Selenskyj will weltweite Anti-Kriegs-Demos
Genau einen Monat nach dem russischen Angriff auf die Ukraine hat der ukrainische Präsident Wolodymyr Selenskyj die Menschen weltweit zu Protesten gegen den Krieg aufgerufen. „Kommen Sie im Namen des Friedens, kommen Sie mit ukrainischen Symbolen, um die Ukraine, die Freiheit und das Leben zu unterstützen!“, sagte Selenskyj in einer Videoansprache in der Nacht zu Donnerstag.

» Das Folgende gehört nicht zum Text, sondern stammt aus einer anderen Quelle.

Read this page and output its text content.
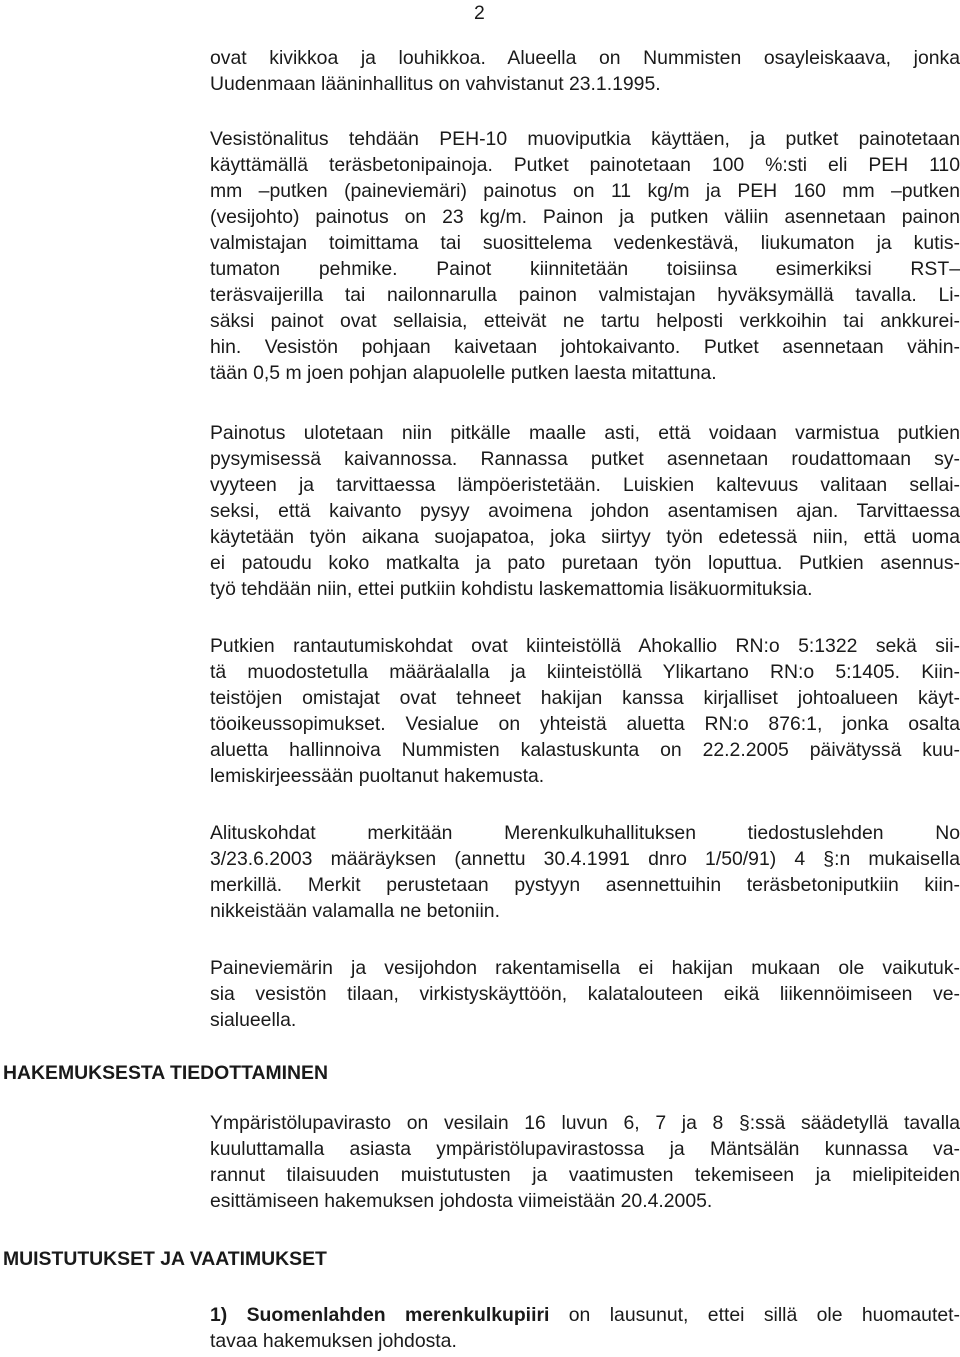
2
ovat kivikkoa ja louhikkoa. Alueella on Nummisten osayleiskaava, jonka
Uudenmaan lääninhallitus on vahvistanut 23.1.1995.
Vesistönalitus tehdään PEH-10 muoviputkia käyttäen, ja putket painotetaan
käyttämällä teräsbetonipainoja. Putket painotetaan 100 %:sti eli PEH 110
mm –putken (paineviemäri) painotus on 11 kg/m ja PEH 160 mm –putken
(vesijohto) painotus on 23 kg/m. Painon ja putken väliin asennetaan painon
valmistajan toimittama tai suosittelema vedenkestävä, liukumaton ja kutis-
tumaton pehmike. Painot kiinnitetään toisiinsa esimerkiksi RST–
teräsvaijerilla tai nailonnarulla painon valmistajan hyväksymällä tavalla. Li-
säksi painot ovat sellaisia, etteivät ne tartu helposti verkkoihin tai ankkurei-
hin. Vesistön pohjaan kaivetaan johtokaivanto. Putket asennetaan vähin-
tään 0,5 m joen pohjan alapuolelle putken laesta mitattuna.
Painotus ulotetaan niin pitkälle maalle asti, että voidaan varmistua putkien
pysymisessä kaivannossa. Rannassa putket asennetaan roudattomaan sy-
vyyteen ja tarvittaessa lämpöeristetään. Luiskien kaltevuus valitaan sellai-
seksi, että kaivanto pysyy avoimena johdon asentamisen ajan. Tarvittaessa
käytetään työn aikana suojapatoa, joka siirtyy työn edetessä niin, että uoma
ei patoudu koko matkalta ja pato puretaan työn loputtua. Putkien asennus-
työ tehdään niin, ettei putkiin kohdistu laskemattomia lisäkuormituksia.
Putkien rantautumiskohdat ovat kiinteistöllä Ahokallio RN:o 5:1322 sekä sii-
tä muodostetulla määräalalla ja kiinteistöllä Ylikartano RN:o 5:1405. Kiin-
teistöjen omistajat ovat tehneet hakijan kanssa kirjalliset johtoalueen käyt-
töoikeussopimukset. Vesialue on yhteistä aluetta RN:o 876:1, jonka osalta
aluetta hallinnoiva Nummisten kalastuskunta on 22.2.2005 päivätyssä kuu-
lemiskirjeessään puoltanut hakemusta.
Alituskohdat merkitään Merenkulkuhallituksen tiedostuslehden No
3/23.6.2003 määräyksen (annettu 30.4.1991 dnro 1/50/91) 4 §:n mukaisella
merkillä. Merkit perustetaan pystyyn asennettuihin teräsbetoniputkiin kiin-
nikkeistään valamalla ne betoniin.
Paineviemärin ja vesijohdon rakentamisella ei hakijan mukaan ole vaikutuk-
sia vesistön tilaan, virkistyskäyttöön, kalatalouteen eikä liikennöimiseen ve-
sialueella.
HAKEMUKSESTA TIEDOTTAMINEN
Ympäristölupavirasto on vesilain 16 luvun 6, 7 ja 8 §:ssä säädetyllä tavalla
kuuluttamalla asiasta ympäristölupavirastossa ja Mäntsälän kunnassa va-
rannut tilaisuuden muistutusten ja vaatimusten tekemiseen ja mielipiteiden
esittämiseen hakemuksen johdosta viimeistään 20.4.2005.
MUISTUTUKSET JA VAATIMUKSET
1) Suomenlahden merenkulkupiiri on lausunut, ettei sillä ole huomautet-
tavaa hakemuksen johdosta.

„Kommen Sie aus Ihren Büros, Ihren Wohnungen, Ihren Schulen und Universitäten!“ Der Krieg ziele nicht nur auf die Ukraine, sondern Russland versuche, die Freiheit aller Menschen in Europa und der Welt zunichte zu machen, sagte er. Moskau versuche zu zeigen, „dass nur grobe und grausame Gewalt zählt“.

Der Präsident in Kiew wandte sich ein weiteres Mal auf Russisch an die Bürger Russlands. Er sei überzeugt, dass es dort viele Menschen gebe, denen schon „schlecht sei“ von den „Lügen der Propagandisten“. Die Ukraine habe nie die Sicherheit der Russischen Föderation bedroht, und Kiew tue alles, um den Krieg zu beenden.
Russische Truppen vor Kiew aufgehalten
Die russischen Einheiten greifen nach Angaben des ukrainischen Militärs weiter zahlreiche Städte und Gebiete an, sind aber bei Kiew am Vorrücken gehindert worden. Beim östlichen Kiewer Vorort Browary seien russische Truppen gestoppt worden, teilte der ukrainische Generalstab mit. Es sei ihnen auch nicht gelungen, ukrainische Verteidigungsstellungen zu durchbrechen, um den nordwestlichen Rand der Hauptstadt zu erreichen. Die Russen stünden dort zudem bereits vor erheblichen Problemen in der Versorgung und in ihrer Kampfmoral, heißt es in einem Update des britischen Verteidigungsministeriums unter Berufung auf Geheimdienstinformationen, das am Mittwochabend veröffentlicht wurde.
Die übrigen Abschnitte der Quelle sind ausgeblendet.